As incriminating as Geroge Mitchell’s report on anabolic steroid use is against some of the top players in the league, Mitchell says, “I urge the commissioner (of MLB) to forego imposing discipline on players for past violations.” HELLO, George, it’s still cheating! Just because we didn’t catch them in the act doesn’t make it right! And of course, MLB Players Union executive director, Don Fehr, said “Senator Mitchell’s recommendation that players should not be disciplined is certainly welcomed.” Well it certainly is! In some ways, I wish I could’ve not been punished when I got caught doing something wrong after the fact. Actually, I don’t think any of my wrong doing as a kid was ever caught “in the act.”
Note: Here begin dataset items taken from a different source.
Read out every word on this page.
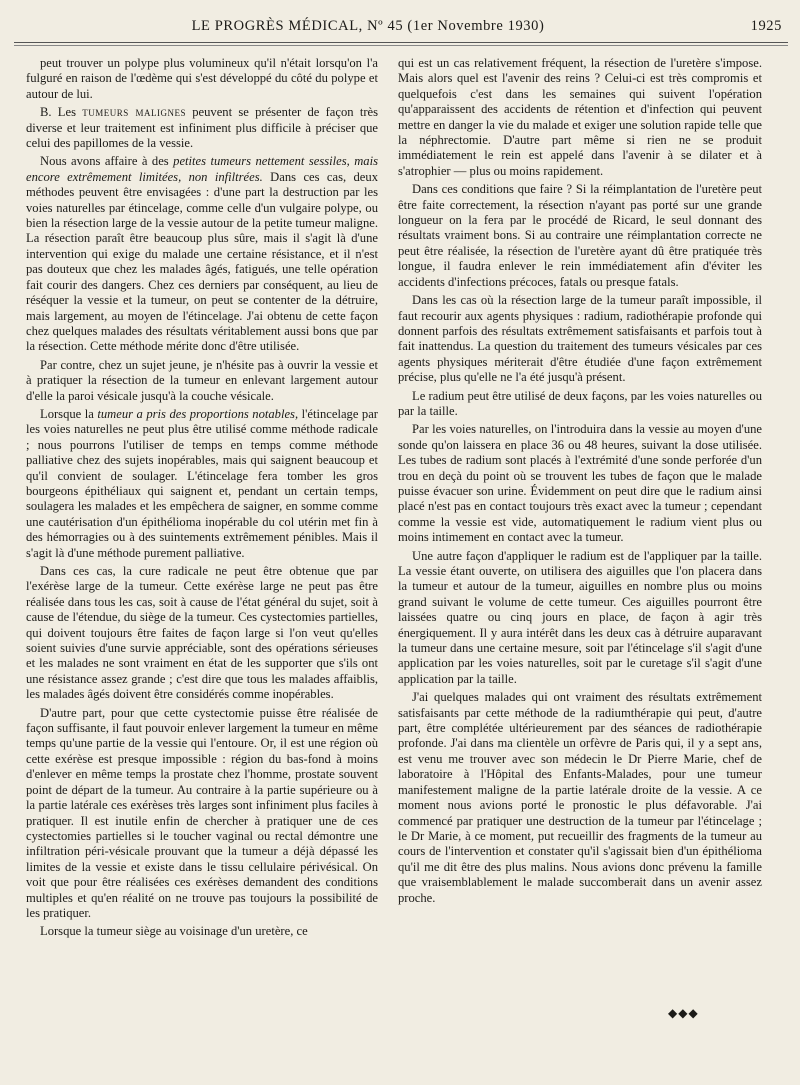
LE PROGRÈS MÉDICAL, Nº 45 (1er Novembre 1930)	1925

peut trouver un polype plus volumineux qu'il n'était lorsqu'on l'a fulguré en raison de l'œdème qui s'est développé du côté du polype et autour de lui.

B. Les tumeurs malignes peuvent se présenter de façon très diverse et leur traitement est infiniment plus difficile à préciser que celui des papillomes de la vessie.

Nous avons affaire à des petites tumeurs nettement sessiles, mais encore extrêmement limitées, non infiltrées. Dans ces cas, deux méthodes peuvent être envisagées : d'une part la destruction par les voies naturelles par étincelage, comme celle d'un vulgaire polype, ou bien la résection large de la vessie autour de la petite tumeur maligne. La résection paraît être beaucoup plus sûre, mais il s'agit là d'une intervention qui exige du malade une certaine résistance, et il n'est pas douteux que chez les malades âgés, fatigués, une telle opération fait courir des dangers. Chez ces derniers par conséquent, au lieu de réséquer la vessie et la tumeur, on peut se contenter de la détruire, mais largement, au moyen de l'étincelage. J'ai obtenu de cette façon chez quelques malades des résultats véritablement aussi bons que par la résection. Cette méthode mérite donc d'être utilisée.

Par contre, chez un sujet jeune, je n'hésite pas à ouvrir la vessie et à pratiquer la résection de la tumeur en enlevant largement autour d'elle la paroi vésicale jusqu'à la couche vésicale.

Lorsque la tumeur a pris des proportions notables, l'étincelage par les voies naturelles ne peut plus être utilisé comme méthode radicale ; nous pourrons l'utiliser de temps en temps comme méthode palliative chez des sujets inopérables, mais qui saignent beaucoup et qu'il convient de soulager. L'étincelage fera tomber les gros bourgeons épithéliaux qui saignent et, pendant un certain temps, soulagera les malades et les empêchera de saigner, en somme comme une cautérisation d'un épithélioma inopérable du col utérin met fin à des hémorragies ou à des suintements extrêmement pénibles. Mais il s'agit là d'une méthode purement palliative.

Dans ces cas, la cure radicale ne peut être obtenue que par l'exérèse large de la tumeur. Cette exérèse large ne peut pas être réalisée dans tous les cas, soit à cause de l'état général du sujet, soit à cause de l'étendue, du siège de la tumeur. Ces cystectomies partielles, qui doivent toujours être faites de façon large si l'on veut qu'elles soient suivies d'une survie appréciable, sont des opérations sérieuses et les malades ne sont vraiment en état de les supporter que s'ils ont une résistance assez grande ; c'est dire que tous les malades affaiblis, les malades âgés doivent être considérés comme inopérables.

D'autre part, pour que cette cystectomie puisse être réalisée de façon suffisante, il faut pouvoir enlever largement la tumeur en même temps qu'une partie de la vessie qui l'entoure. Or, il est une région où cette exérèse est presque impossible : région du bas-fond à moins d'enlever en même temps la prostate chez l'homme, prostate souvent point de départ de la tumeur. Au contraire à la partie supérieure ou à la partie latérale ces exérèses très larges sont infiniment plus faciles à pratiquer. Il est inutile enfin de chercher à pratiquer une de ces cystectomies partielles si le toucher vaginal ou rectal démontre une infiltration péri-vésicale prouvant que la tumeur a déjà dépassé les limites de la vessie et existe dans le tissu cellulaire périvésical. On voit que pour être réalisées ces exérèses demandent des conditions multiples et qu'en réalité on ne trouve pas toujours la possibilité de les pratiquer.

Lorsque la tumeur siège au voisinage d'un uretère, ce

qui est un cas relativement fréquent, la résection de l'uretère s'impose. Mais alors quel est l'avenir des reins ? Celui-ci est très compromis et quelquefois c'est dans les semaines qui suivent l'opération qu'apparaissent des accidents de rétention et d'infection qui peuvent mettre en danger la vie du malade et exiger une solution rapide telle que la néphrectomie. D'autre part même si rien ne se produit immédiatement le rein est appelé dans l'avenir à se dilater et à s'atrophier — plus ou moins rapidement.

Dans ces conditions que faire ? Si la réimplantation de l'uretère peut être faite correctement, la résection n'ayant pas porté sur une grande longueur on la fera par le procédé de Ricard, le seul donnant des résultats vraiment bons. Si au contraire une réimplantation correcte ne peut être réalisée, la résection de l'uretère ayant dû être pratiquée très longue, il faudra enlever le rein immédiatement afin d'éviter les accidents d'infections précoces, fatals ou presque fatals.

Dans les cas où la résection large de la tumeur paraît impossible, il faut recourir aux agents physiques : radium, radiothérapie profonde qui donnent parfois des résultats extrêmement satisfaisants et parfois tout à fait inattendus. La question du traitement des tumeurs vésicales par ces agents physiques mériterait d'être étudiée d'une façon extrêmement précise, plus qu'elle ne l'a été jusqu'à présent.

Le radium peut être utilisé de deux façons, par les voies naturelles ou par la taille.

Par les voies naturelles, on l'introduira dans la vessie au moyen d'une sonde qu'on laissera en place 36 ou 48 heures, suivant la dose utilisée. Les tubes de radium sont placés à l'extrémité d'une sonde perforée d'un trou en deçà du point où se trouvent les tubes de façon que le malade puisse évacuer son urine. Évidemment on peut dire que le radium ainsi placé n'est pas en contact toujours très exact avec la tumeur ; cependant comme la vessie est vide, automatiquement le radium vient plus ou moins intimement en contact avec la tumeur.

Une autre façon d'appliquer le radium est de l'appliquer par la taille. La vessie étant ouverte, on utilisera des aiguilles que l'on placera dans la tumeur et autour de la tumeur, aiguilles en nombre plus ou moins grand suivant le volume de cette tumeur. Ces aiguilles pourront être laissées quatre ou cinq jours en place, de façon à agir très énergiquement. Il y aura intérêt dans les deux cas à détruire auparavant la tumeur dans une certaine mesure, soit par l'étincelage s'il s'agit d'une application par les voies naturelles, soit par le curetage s'il s'agit d'une application par la taille.

J'ai quelques malades qui ont vraiment des résultats extrêmement satisfaisants par cette méthode de la radiumthérapie qui peut, d'autre part, être complétée ultérieurement par des séances de radiothérapie profonde. J'ai dans ma clientèle un orfèvre de Paris qui, il y a sept ans, est venu me trouver avec son médecin le Dr Pierre Marie, chef de laboratoire à l'Hôpital des Enfants-Malades, pour une tumeur manifestement maligne de la partie latérale droite de la vessie. A ce moment nous avions porté le pronostic le plus défavorable. J'ai commencé par pratiquer une destruction de la tumeur par l'étincelage ; le Dr Marie, à ce moment, put recueillir des fragments de la tumeur au cours de l'intervention et constater qu'il s'agissait bien d'un épithélioma qu'il me dit être des plus malins. Nous avions donc prévenu la famille que vraisemblablement le malade succomberait dans un avenir assez proche.

◆◆◆
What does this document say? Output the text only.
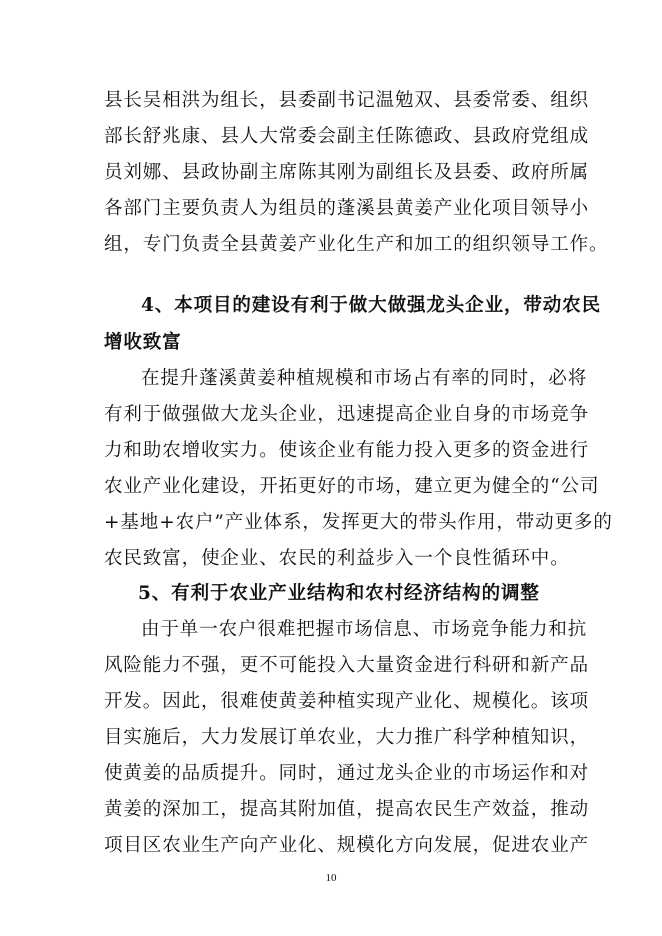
县长吴相洪为组长，县委副书记温勉双、县委常委、组织
部长舒兆康、县人大常委会副主任陈德政、县政府党组成
员刘娜、县政协副主席陈其刚为副组长及县委、政府所属
各部门主要负责人为组员的蓬溪县黄姜产业化项目领导小
组，专门负责全县黄姜产业化生产和加工的组织领导工作。
4、本项目的建设有利于做大做强龙头企业，带动农民
增收致富
在提升蓬溪黄姜种植规模和市场占有率的同时，必将
有利于做强做大龙头企业，迅速提高企业自身的市场竞争
力和助农增收实力。使该企业有能力投入更多的资金进行
农业产业化建设，开拓更好的市场，建立更为健全的“公司
+基地+农户”产业体系，发挥更大的带头作用，带动更多的
农民致富，使企业、农民的利益步入一个良性循环中。
5、有利于农业产业结构和农村经济结构的调整
由于单一农户很难把握市场信息、市场竞争能力和抗
风险能力不强，更不可能投入大量资金进行科研和新产品
开发。因此，很难使黄姜种植实现产业化、规模化。该项
目实施后，大力发展订单农业，大力推广科学种植知识，
使黄姜的品质提升。同时，通过龙头企业的市场运作和对
黄姜的深加工，提高其附加值，提高农民生产效益，推动
项目区农业生产向产业化、规模化方向发展，促进农业产
10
Now what does this say to our younger athletes? What kind of example does this set? How long before some attorney doesn’t invoke the Bart Simpson defense (I didn’t do it, you didn’t see me do it, you can’t prove a thing,” when a person is caught in some activity, but after the fact? What happens when this defense slides all the way down to elementary school, pop warner football, youth soccer leagues, little leagues and anywhere else kids are involved?
And what about the current fraud situation in the mortgage and real estate industry? Does the fact that the parties weren’t caught in the act make it OK? Hardly!
Radical, alarmist view of the situation? Maybe, but personally I don’t think so. The whole thing should be cause for thought, though.
This view is only Tim Wallace’s and doesn’t necessarily represent the views of My Az Home Team or Keller Williams Integrity First Realty.